Novel Microscale Mechanical Switch of Light on a Silicon Chip
Optical fibers can connect your home to the internet at 100 times faster speed than electrical cables because each glass optical fiber can carry many channels using different color of light. This is possible because, unlike electrical currents, light in different colors does not like to interfere with each other. Recently, in the journal Nature Communications, Professor Mo Li’s group in the Electrical and Computer Engineering Department at the University of Minnesota reported a new device which allows one optical signal to directly control another optical signal of a much higher power level so that signal amplification is achieved.
The device was fabricated in the Nanofabrication Center (NFC) using tools such as the new Vistec EBPG-5000+ e-beam lithography system and the Oxford PlasmaLab 100 etcher. In the device there are two optical waveguides, each carrying an optical signal. Between them is an optical resonator in the shape of a microscale donut with very high optical quality, which means light can circulate thousands of rounds in it before leaking out.
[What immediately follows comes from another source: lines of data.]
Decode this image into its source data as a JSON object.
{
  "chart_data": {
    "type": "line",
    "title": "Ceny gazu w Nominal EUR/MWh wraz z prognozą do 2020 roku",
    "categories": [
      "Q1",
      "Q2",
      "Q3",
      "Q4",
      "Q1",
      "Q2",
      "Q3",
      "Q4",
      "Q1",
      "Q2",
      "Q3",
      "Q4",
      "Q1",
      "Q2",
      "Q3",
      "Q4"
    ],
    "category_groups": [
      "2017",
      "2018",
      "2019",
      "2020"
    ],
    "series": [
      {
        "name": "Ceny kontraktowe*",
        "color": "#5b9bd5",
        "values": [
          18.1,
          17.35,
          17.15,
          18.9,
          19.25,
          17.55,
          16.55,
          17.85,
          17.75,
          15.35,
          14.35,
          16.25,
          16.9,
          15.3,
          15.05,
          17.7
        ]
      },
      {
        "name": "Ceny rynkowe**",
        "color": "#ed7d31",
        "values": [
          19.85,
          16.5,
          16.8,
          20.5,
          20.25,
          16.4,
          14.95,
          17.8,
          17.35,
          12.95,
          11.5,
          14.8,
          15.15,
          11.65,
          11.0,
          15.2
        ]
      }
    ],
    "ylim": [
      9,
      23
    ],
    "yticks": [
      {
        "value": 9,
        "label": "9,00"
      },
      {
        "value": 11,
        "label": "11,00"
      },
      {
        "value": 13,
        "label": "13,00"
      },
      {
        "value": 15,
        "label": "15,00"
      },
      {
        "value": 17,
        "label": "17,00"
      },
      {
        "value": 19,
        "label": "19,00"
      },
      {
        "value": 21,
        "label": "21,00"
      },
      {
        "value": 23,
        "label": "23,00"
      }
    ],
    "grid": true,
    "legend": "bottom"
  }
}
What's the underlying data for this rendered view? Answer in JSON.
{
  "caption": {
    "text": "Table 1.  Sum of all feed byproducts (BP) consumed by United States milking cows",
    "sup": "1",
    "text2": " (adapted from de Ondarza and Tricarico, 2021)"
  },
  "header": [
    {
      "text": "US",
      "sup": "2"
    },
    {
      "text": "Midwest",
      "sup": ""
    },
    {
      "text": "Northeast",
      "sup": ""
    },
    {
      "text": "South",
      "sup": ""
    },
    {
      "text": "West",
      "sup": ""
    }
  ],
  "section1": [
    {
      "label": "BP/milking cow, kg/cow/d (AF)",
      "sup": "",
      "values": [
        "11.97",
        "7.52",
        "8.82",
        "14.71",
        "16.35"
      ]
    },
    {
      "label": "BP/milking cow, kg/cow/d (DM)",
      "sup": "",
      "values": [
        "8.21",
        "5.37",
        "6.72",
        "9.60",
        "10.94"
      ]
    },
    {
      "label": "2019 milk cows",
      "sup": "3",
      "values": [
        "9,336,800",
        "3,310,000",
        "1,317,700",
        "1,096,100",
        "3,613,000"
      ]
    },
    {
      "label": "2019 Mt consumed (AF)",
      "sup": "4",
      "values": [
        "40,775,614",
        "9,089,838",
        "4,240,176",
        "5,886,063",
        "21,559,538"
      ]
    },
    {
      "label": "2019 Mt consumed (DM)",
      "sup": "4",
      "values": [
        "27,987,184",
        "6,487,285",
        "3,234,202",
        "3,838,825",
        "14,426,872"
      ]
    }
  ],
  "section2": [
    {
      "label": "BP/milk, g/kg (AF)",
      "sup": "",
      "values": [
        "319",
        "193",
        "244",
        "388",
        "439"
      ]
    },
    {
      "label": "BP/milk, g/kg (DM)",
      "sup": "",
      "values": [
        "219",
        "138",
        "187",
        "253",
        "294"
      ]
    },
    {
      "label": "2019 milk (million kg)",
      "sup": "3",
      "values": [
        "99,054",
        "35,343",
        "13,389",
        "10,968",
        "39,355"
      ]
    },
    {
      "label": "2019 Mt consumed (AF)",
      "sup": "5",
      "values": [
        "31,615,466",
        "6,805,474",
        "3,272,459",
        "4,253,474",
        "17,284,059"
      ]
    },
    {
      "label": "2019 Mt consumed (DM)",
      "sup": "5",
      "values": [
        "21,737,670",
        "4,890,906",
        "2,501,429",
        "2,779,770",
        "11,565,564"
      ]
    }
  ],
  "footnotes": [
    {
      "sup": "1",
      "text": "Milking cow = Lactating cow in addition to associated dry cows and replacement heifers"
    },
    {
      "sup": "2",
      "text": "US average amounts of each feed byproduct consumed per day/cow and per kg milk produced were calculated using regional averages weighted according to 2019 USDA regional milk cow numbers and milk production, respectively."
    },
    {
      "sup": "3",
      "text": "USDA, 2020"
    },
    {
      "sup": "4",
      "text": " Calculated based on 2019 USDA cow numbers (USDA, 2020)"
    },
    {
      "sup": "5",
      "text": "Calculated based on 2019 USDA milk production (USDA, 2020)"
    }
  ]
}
Utilizing this resonance effect, the optical signal in the first waveguide is significantly enhanced and generates a very strong optical force on the second waveguide. The second waveguide is released from the substrate so that it moves when a force is applied on it. The mechanical motion of the waveguide alters the transmission of the optical signal it carries. When the first optical signal, which generates an amplified force on the second waveguide, is modulated, it controls the position of the second waveguide. If light of a different color with a higher power level is input in the second waveguide, the information is thus transferred from one color of light to another color with amplified amplitude. Such a device is a direct analogy to electromechanical relays but operates completely with light.
The optical relay device currently operates at 1-10 MHz and can be improved to 1GHz so it is sufficiently fast for radio-frequency photonics and sensor applications. Funding support of the project is provided by the College of Science and Engineering and the Young Investigator Program (YIP) of the Air Force Office of Scientific Research (AFOSR).